# How to measure windows for new construction?



## AtlanticWBConst. (May 12, 2006)

pastrami said:


> Hey guys, first post, so hopefully, this is the right place to ask this. I’m planning on replacing my old windows with some new dual pane windows. I understand there are two types, retrofit and new construction? I’m going to go the new construction route, but I’m confused as to what to measure and what numbers to use for ordering. I’ve read a number of places regarding rough opening, and how much to add, etc but I’m confused, hopefully someone can shed some light into this.
> 
> The windows I have are the Aluminum casement windows.
> Do I measure from the inside or the outside? A coworker suggested that I measure from the outside.
> ...


Honestly, the most accurate way to measure for new construction windows and have an exact fit, with no issues and minimal additional work, is to remove the interior vertical casing on one side of each window (that is a different size from others). 

By doing this, you will be able to see exactly how much space is between the exisiting window jamb and the rough framing. This will give you a 'gauge' as to where the framing is on the opposite window jamb, without having to remove it.

You will also be able to see the bottom rough framing and the upper rough framing (Header).
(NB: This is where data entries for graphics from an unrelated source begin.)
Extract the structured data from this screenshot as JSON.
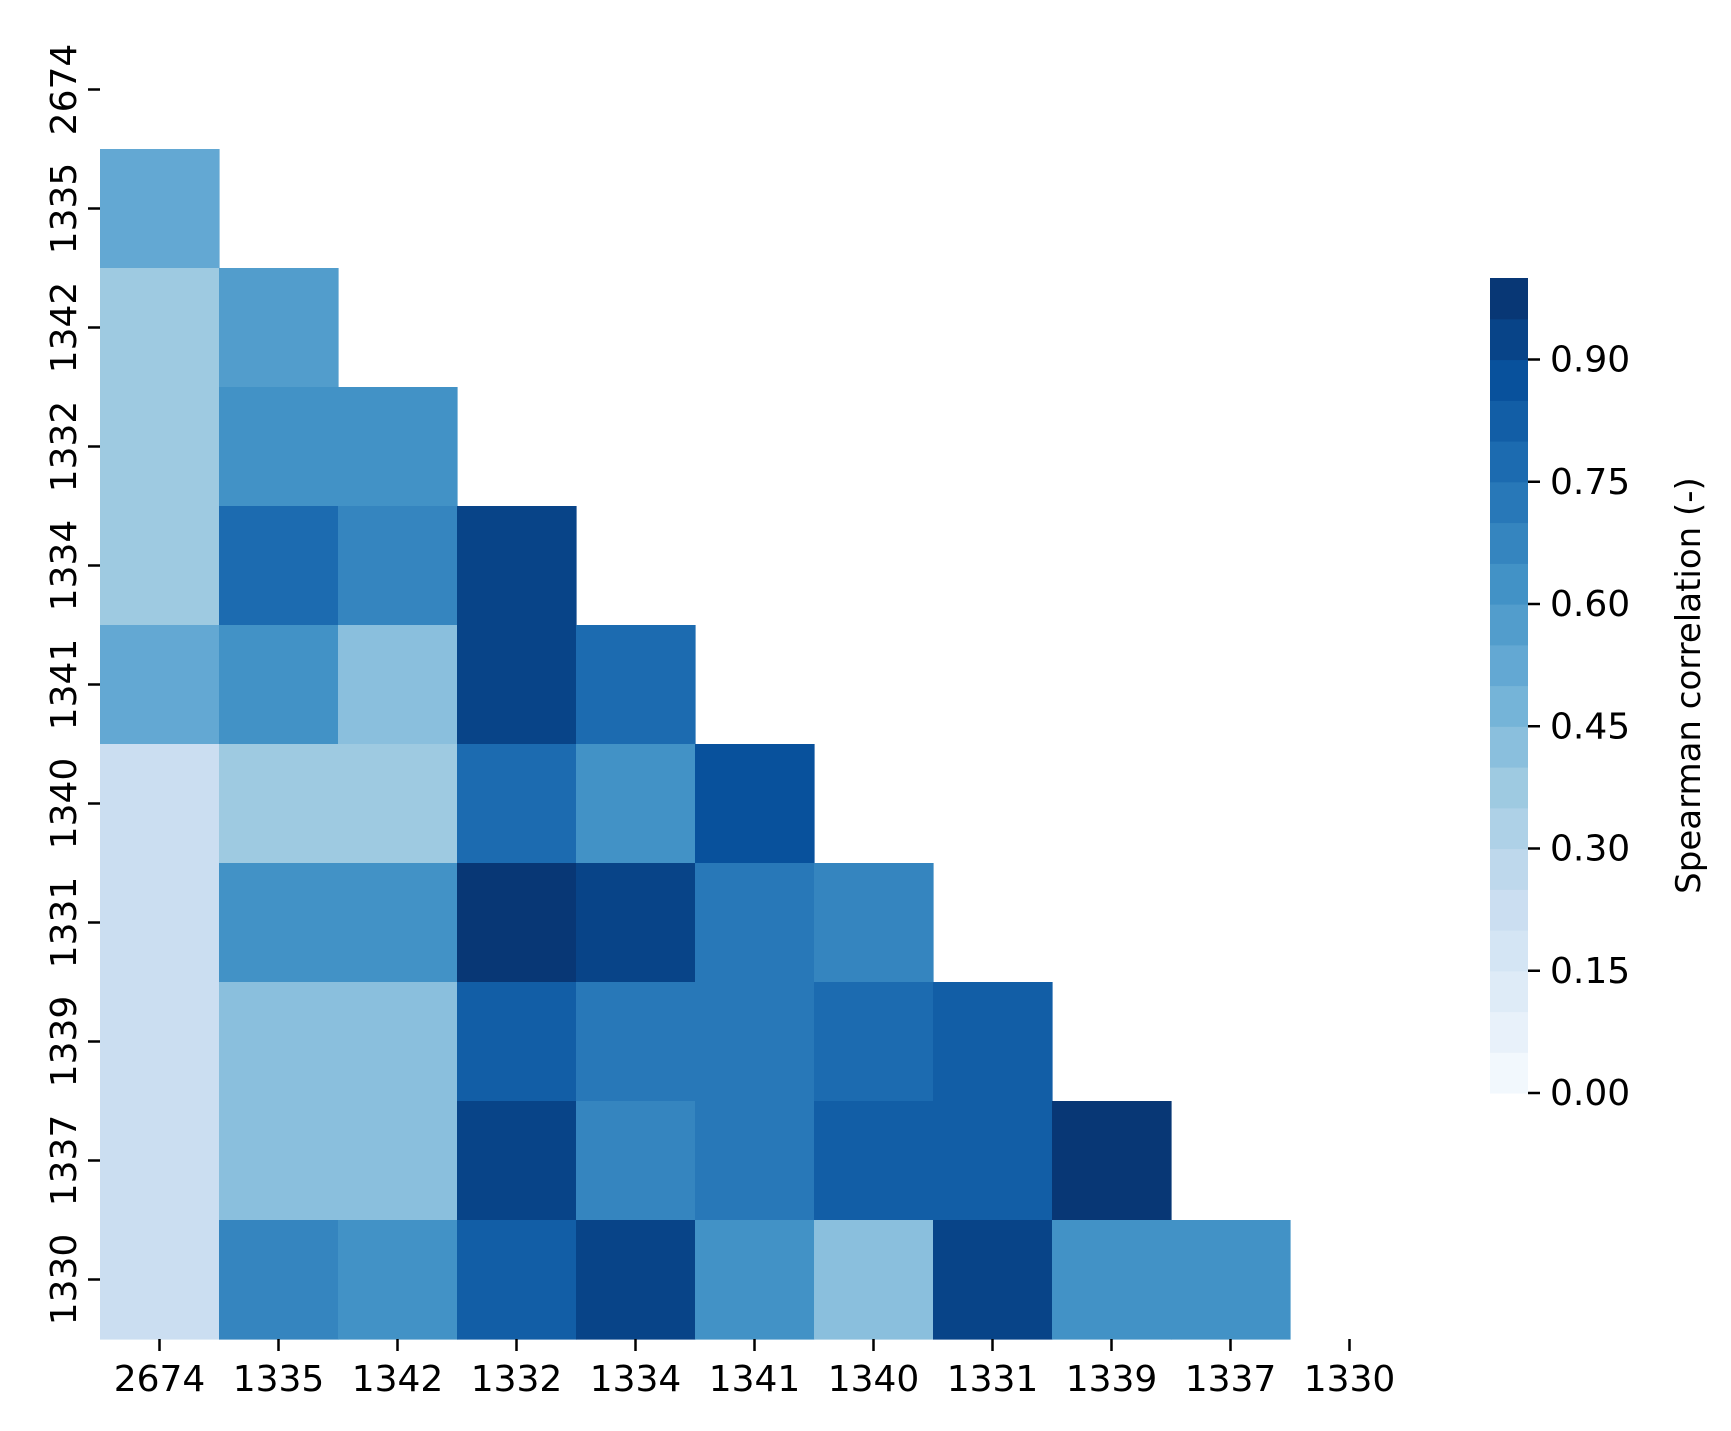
{
  "chart_data": {
    "type": "heatmap",
    "title": "",
    "xlabel": "",
    "ylabel": "",
    "labels": [
      "2674",
      "1335",
      "1342",
      "1332",
      "1334",
      "1341",
      "1340",
      "1331",
      "1339",
      "1337",
      "1330"
    ],
    "mask": "upper-triangle-including-diagonal",
    "values": [
      [
        null,
        null,
        null,
        null,
        null,
        null,
        null,
        null,
        null,
        null,
        null
      ],
      [
        0.52,
        null,
        null,
        null,
        null,
        null,
        null,
        null,
        null,
        null,
        null
      ],
      [
        0.36,
        0.55,
        null,
        null,
        null,
        null,
        null,
        null,
        null,
        null,
        null
      ],
      [
        0.36,
        0.62,
        0.6,
        null,
        null,
        null,
        null,
        null,
        null,
        null,
        null
      ],
      [
        0.36,
        0.75,
        0.68,
        0.9,
        null,
        null,
        null,
        null,
        null,
        null,
        null
      ],
      [
        0.52,
        0.62,
        0.42,
        0.9,
        0.78,
        null,
        null,
        null,
        null,
        null,
        null
      ],
      [
        0.24,
        0.39,
        0.39,
        0.78,
        0.6,
        0.85,
        null,
        null,
        null,
        null,
        null
      ],
      [
        0.24,
        0.62,
        0.62,
        0.96,
        0.9,
        0.72,
        0.68,
        null,
        null,
        null,
        null
      ],
      [
        0.24,
        0.42,
        0.42,
        0.84,
        0.72,
        0.72,
        0.75,
        0.84,
        null,
        null,
        null
      ],
      [
        0.24,
        0.42,
        0.42,
        0.9,
        0.68,
        0.72,
        0.84,
        0.84,
        0.99,
        null,
        null
      ],
      [
        0.24,
        0.68,
        0.62,
        0.84,
        0.9,
        0.6,
        0.42,
        0.93,
        0.62,
        0.62,
        null
      ]
    ],
    "colormap": "Blues",
    "colorbar": {
      "label": "Spearman correlation (-)",
      "vmin": 0.0,
      "vmax": 1.0,
      "levels": 20,
      "ticks": [
        "0.00",
        "0.15",
        "0.30",
        "0.45",
        "0.60",
        "0.75",
        "0.90"
      ],
      "tick_values": [
        0.0,
        0.15,
        0.3,
        0.45,
        0.6,
        0.75,
        0.9
      ]
    },
    "grid": false,
    "legend": "colorbar-right"
  }
}
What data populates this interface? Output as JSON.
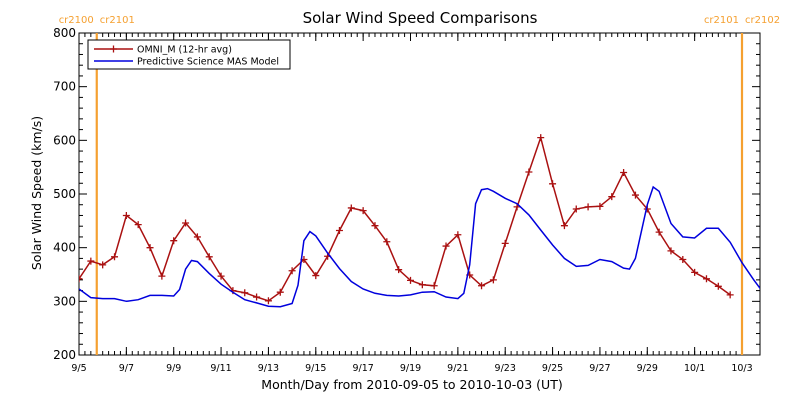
{
  "chart_data": {
    "type": "line",
    "title": "Solar Wind Speed Comparisons",
    "xlabel": "Month/Day from 2010-09-05 to 2010-10-03 (UT)",
    "ylabel": "Solar Wind Speed (km/s)",
    "xlim": [
      "2010-09-05",
      "2010-10-03"
    ],
    "ylim": [
      200,
      800
    ],
    "yticks": [
      200,
      300,
      400,
      500,
      600,
      700,
      800
    ],
    "xticks": [
      {
        "date": "2010-09-05",
        "label": "9/5"
      },
      {
        "date": "2010-09-07",
        "label": "9/7"
      },
      {
        "date": "2010-09-09",
        "label": "9/9"
      },
      {
        "date": "2010-09-11",
        "label": "9/11"
      },
      {
        "date": "2010-09-13",
        "label": "9/13"
      },
      {
        "date": "2010-09-15",
        "label": "9/15"
      },
      {
        "date": "2010-09-17",
        "label": "9/17"
      },
      {
        "date": "2010-09-19",
        "label": "9/19"
      },
      {
        "date": "2010-09-21",
        "label": "9/21"
      },
      {
        "date": "2010-09-23",
        "label": "9/23"
      },
      {
        "date": "2010-09-25",
        "label": "9/25"
      },
      {
        "date": "2010-09-27",
        "label": "9/27"
      },
      {
        "date": "2010-09-29",
        "label": "9/29"
      },
      {
        "date": "2010-10-01",
        "label": "10/1"
      },
      {
        "date": "2010-10-03",
        "label": "10/3"
      }
    ],
    "legend_position": "top-left",
    "markers": [
      {
        "date": "2010-09-05 18:00",
        "label_left": "cr2100",
        "label_right": "cr2101",
        "color": "#f5a030"
      },
      {
        "date": "2010-10-03 00:00",
        "label_left": "cr2101",
        "label_right": "cr2102",
        "color": "#f5a030"
      }
    ],
    "series": [
      {
        "name": "OMNI_M (12-hr avg)",
        "color": "#aa1111",
        "marker": "plus",
        "points": [
          [
            "2010-09-05 00:00",
            342
          ],
          [
            "2010-09-05 12:00",
            375
          ],
          [
            "2010-09-06 00:00",
            368
          ],
          [
            "2010-09-06 12:00",
            383
          ],
          [
            "2010-09-07 00:00",
            460
          ],
          [
            "2010-09-07 12:00",
            443
          ],
          [
            "2010-09-08 00:00",
            400
          ],
          [
            "2010-09-08 12:00",
            347
          ],
          [
            "2010-09-09 00:00",
            413
          ],
          [
            "2010-09-09 12:00",
            446
          ],
          [
            "2010-09-10 00:00",
            420
          ],
          [
            "2010-09-10 12:00",
            383
          ],
          [
            "2010-09-11 00:00",
            347
          ],
          [
            "2010-09-11 12:00",
            320
          ],
          [
            "2010-09-12 00:00",
            316
          ],
          [
            "2010-09-12 12:00",
            308
          ],
          [
            "2010-09-13 00:00",
            301
          ],
          [
            "2010-09-13 12:00",
            317
          ],
          [
            "2010-09-14 00:00",
            357
          ],
          [
            "2010-09-14 12:00",
            378
          ],
          [
            "2010-09-15 00:00",
            348
          ],
          [
            "2010-09-15 12:00",
            384
          ],
          [
            "2010-09-16 00:00",
            432
          ],
          [
            "2010-09-16 12:00",
            474
          ],
          [
            "2010-09-17 00:00",
            469
          ],
          [
            "2010-09-17 12:00",
            441
          ],
          [
            "2010-09-18 00:00",
            411
          ],
          [
            "2010-09-18 12:00",
            359
          ],
          [
            "2010-09-19 00:00",
            339
          ],
          [
            "2010-09-19 12:00",
            331
          ],
          [
            "2010-09-20 00:00",
            329
          ],
          [
            "2010-09-20 12:00",
            403
          ],
          [
            "2010-09-21 00:00",
            424
          ],
          [
            "2010-09-21 12:00",
            349
          ],
          [
            "2010-09-22 00:00",
            329
          ],
          [
            "2010-09-22 12:00",
            340
          ],
          [
            "2010-09-23 00:00",
            408
          ],
          [
            "2010-09-23 12:00",
            476
          ],
          [
            "2010-09-24 00:00",
            541
          ],
          [
            "2010-09-24 12:00",
            605
          ],
          [
            "2010-09-25 00:00",
            519
          ],
          [
            "2010-09-25 12:00",
            441
          ],
          [
            "2010-09-26 00:00",
            472
          ],
          [
            "2010-09-26 12:00",
            476
          ],
          [
            "2010-09-27 00:00",
            477
          ],
          [
            "2010-09-27 12:00",
            495
          ],
          [
            "2010-09-28 00:00",
            540
          ],
          [
            "2010-09-28 12:00",
            498
          ],
          [
            "2010-09-29 00:00",
            472
          ],
          [
            "2010-09-29 12:00",
            429
          ],
          [
            "2010-09-30 00:00",
            394
          ],
          [
            "2010-09-30 12:00",
            378
          ],
          [
            "2010-10-01 00:00",
            354
          ],
          [
            "2010-10-01 12:00",
            342
          ],
          [
            "2010-10-02 00:00",
            328
          ],
          [
            "2010-10-02 12:00",
            312
          ]
        ]
      },
      {
        "name": "Predictive Science MAS Model",
        "color": "#0000dd",
        "marker": "none",
        "points": [
          [
            "2010-09-05 00:00",
            323
          ],
          [
            "2010-09-05 12:00",
            307
          ],
          [
            "2010-09-06 00:00",
            305
          ],
          [
            "2010-09-06 12:00",
            305
          ],
          [
            "2010-09-07 00:00",
            300
          ],
          [
            "2010-09-07 12:00",
            303
          ],
          [
            "2010-09-08 00:00",
            311
          ],
          [
            "2010-09-08 12:00",
            311
          ],
          [
            "2010-09-09 00:00",
            310
          ],
          [
            "2010-09-09 06:00",
            322
          ],
          [
            "2010-09-09 12:00",
            360
          ],
          [
            "2010-09-09 18:00",
            376
          ],
          [
            "2010-09-10 00:00",
            374
          ],
          [
            "2010-09-10 12:00",
            352
          ],
          [
            "2010-09-11 00:00",
            332
          ],
          [
            "2010-09-11 12:00",
            317
          ],
          [
            "2010-09-12 00:00",
            303
          ],
          [
            "2010-09-12 12:00",
            297
          ],
          [
            "2010-09-13 00:00",
            291
          ],
          [
            "2010-09-13 12:00",
            290
          ],
          [
            "2010-09-14 00:00",
            296
          ],
          [
            "2010-09-14 06:00",
            330
          ],
          [
            "2010-09-14 12:00",
            413
          ],
          [
            "2010-09-14 18:00",
            430
          ],
          [
            "2010-09-15 00:00",
            422
          ],
          [
            "2010-09-15 12:00",
            390
          ],
          [
            "2010-09-16 00:00",
            361
          ],
          [
            "2010-09-16 12:00",
            337
          ],
          [
            "2010-09-17 00:00",
            323
          ],
          [
            "2010-09-17 12:00",
            315
          ],
          [
            "2010-09-18 00:00",
            311
          ],
          [
            "2010-09-18 12:00",
            310
          ],
          [
            "2010-09-19 00:00",
            312
          ],
          [
            "2010-09-19 12:00",
            317
          ],
          [
            "2010-09-20 00:00",
            318
          ],
          [
            "2010-09-20 12:00",
            308
          ],
          [
            "2010-09-21 00:00",
            305
          ],
          [
            "2010-09-21 06:00",
            315
          ],
          [
            "2010-09-21 12:00",
            368
          ],
          [
            "2010-09-21 18:00",
            482
          ],
          [
            "2010-09-22 00:00",
            508
          ],
          [
            "2010-09-22 06:00",
            510
          ],
          [
            "2010-09-22 12:00",
            505
          ],
          [
            "2010-09-23 00:00",
            492
          ],
          [
            "2010-09-23 12:00",
            482
          ],
          [
            "2010-09-24 00:00",
            461
          ],
          [
            "2010-09-24 12:00",
            433
          ],
          [
            "2010-09-25 00:00",
            405
          ],
          [
            "2010-09-25 12:00",
            380
          ],
          [
            "2010-09-26 00:00",
            365
          ],
          [
            "2010-09-26 12:00",
            367
          ],
          [
            "2010-09-27 00:00",
            378
          ],
          [
            "2010-09-27 12:00",
            374
          ],
          [
            "2010-09-28 00:00",
            362
          ],
          [
            "2010-09-28 06:00",
            360
          ],
          [
            "2010-09-28 12:00",
            380
          ],
          [
            "2010-09-29 00:00",
            480
          ],
          [
            "2010-09-29 06:00",
            513
          ],
          [
            "2010-09-29 12:00",
            505
          ],
          [
            "2010-09-30 00:00",
            445
          ],
          [
            "2010-09-30 12:00",
            420
          ],
          [
            "2010-10-01 00:00",
            418
          ],
          [
            "2010-10-01 12:00",
            436
          ],
          [
            "2010-10-02 00:00",
            436
          ],
          [
            "2010-10-02 12:00",
            410
          ],
          [
            "2010-10-03 00:00",
            372
          ],
          [
            "2010-10-03 12:00",
            340
          ],
          [
            "2010-10-04 00:00",
            310
          ]
        ]
      }
    ]
  }
}
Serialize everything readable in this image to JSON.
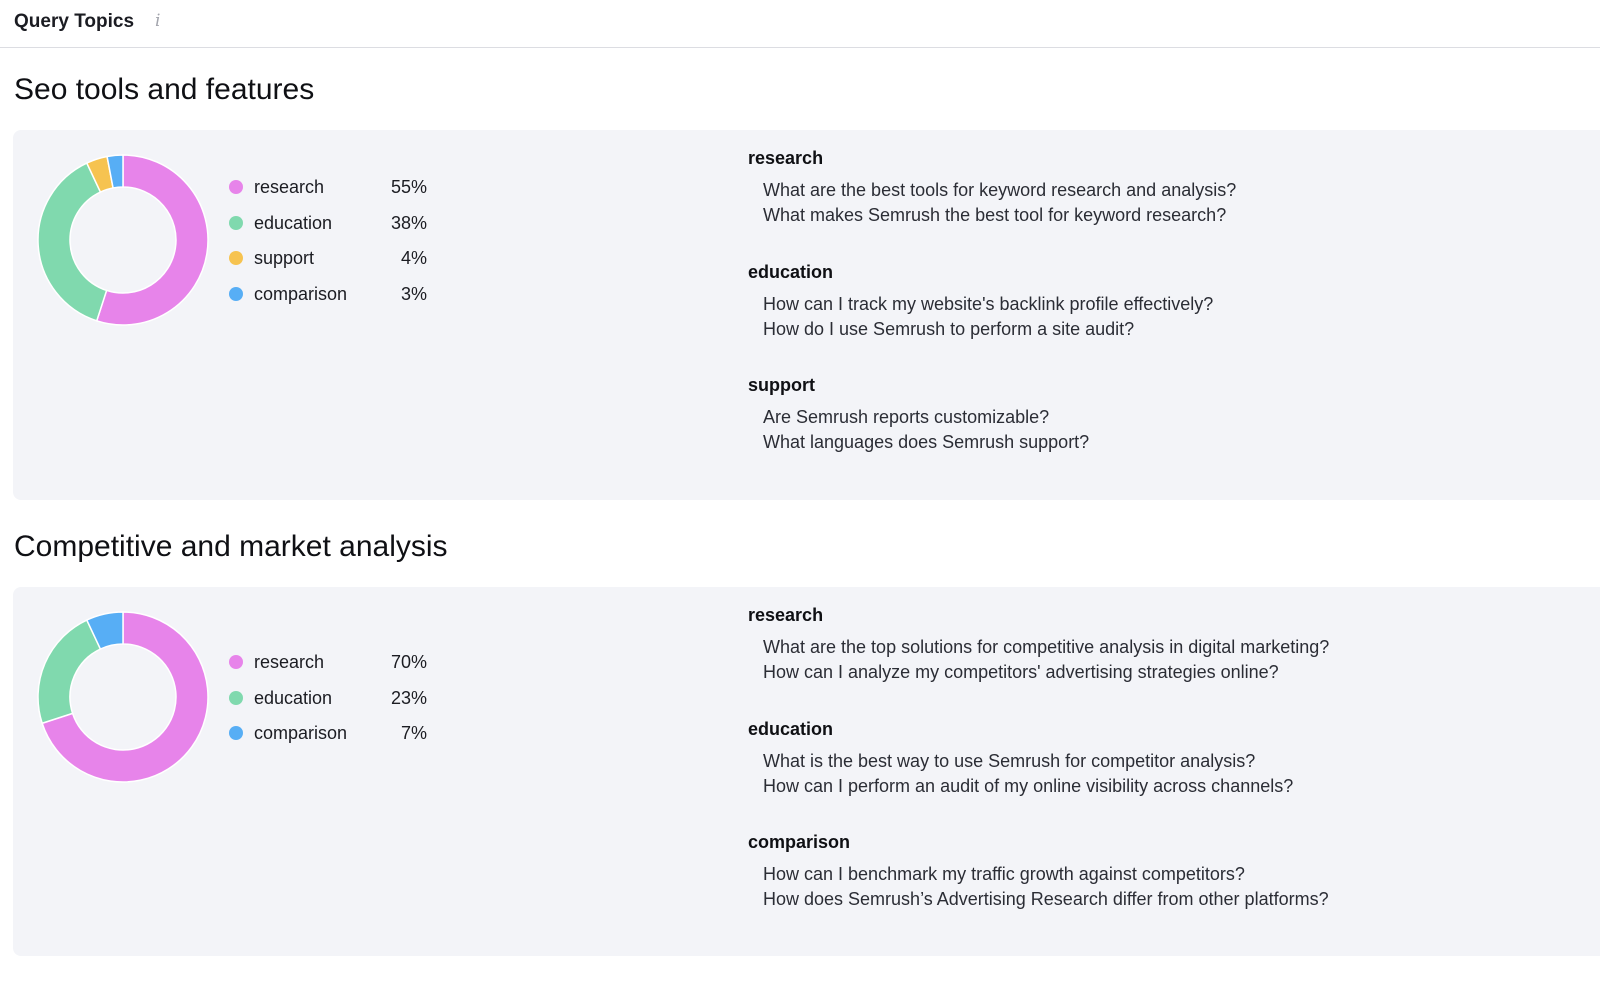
{
  "header": {
    "title": "Query Topics",
    "info_icon": "info-icon"
  },
  "sections": [
    {
      "title": "Seo tools and features",
      "legend": [
        {
          "label": "research",
          "value": "55%",
          "color": "#e784ea"
        },
        {
          "label": "education",
          "value": "38%",
          "color": "#80d9ae"
        },
        {
          "label": "support",
          "value": "4%",
          "color": "#f6c350"
        },
        {
          "label": "comparison",
          "value": "3%",
          "color": "#57aef5"
        }
      ],
      "groups": [
        {
          "title": "research",
          "items": [
            "What are the best tools for keyword research and analysis?",
            "What makes Semrush the best tool for keyword research?"
          ]
        },
        {
          "title": "education",
          "items": [
            "How can I track my website's backlink profile effectively?",
            "How do I use Semrush to perform a site audit?"
          ]
        },
        {
          "title": "support",
          "items": [
            "Are Semrush reports customizable?",
            "What languages does Semrush support?"
          ]
        }
      ]
    },
    {
      "title": "Competitive and market analysis",
      "legend": [
        {
          "label": "research",
          "value": "70%",
          "color": "#e784ea"
        },
        {
          "label": "education",
          "value": "23%",
          "color": "#80d9ae"
        },
        {
          "label": "comparison",
          "value": "7%",
          "color": "#57aef5"
        }
      ],
      "groups": [
        {
          "title": "research",
          "items": [
            "What are the top solutions for competitive analysis in digital marketing?",
            "How can I analyze my competitors' advertising strategies online?"
          ]
        },
        {
          "title": "education",
          "items": [
            "What is the best way to use Semrush for competitor analysis?",
            "How can I perform an audit of my online visibility across channels?"
          ]
        },
        {
          "title": "comparison",
          "items": [
            "How can I benchmark my traffic growth against competitors?",
            "How does Semrush’s Advertising Research differ from other platforms?"
          ]
        }
      ]
    }
  ],
  "chart_data": [
    {
      "type": "pie",
      "categories": [
        "research",
        "education",
        "support",
        "comparison"
      ],
      "values": [
        55,
        38,
        4,
        3
      ],
      "colors": [
        "#e784ea",
        "#80d9ae",
        "#f6c350",
        "#57aef5"
      ]
    },
    {
      "type": "pie",
      "categories": [
        "research",
        "education",
        "comparison"
      ],
      "values": [
        70,
        23,
        7
      ],
      "colors": [
        "#e784ea",
        "#80d9ae",
        "#57aef5"
      ]
    }
  ]
}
The distance of the rough framing edges - is the measurement you will use when odering your windows. If it is close to a fractional measurement, always go with the 'smaller' measurement.

Thus you will have your height and width rough openings.

When done, just re-install the casing....

(I prefer to get these exact. Not that it is the end of the world if you are off, it means that you have created ALOT more work for your installation process. The last thing you ever want to do is have to rip out headers and change the framing layouts....because that means you will be doing alot of drywall work, along with alot of siding and exterior trim work as well...)


----------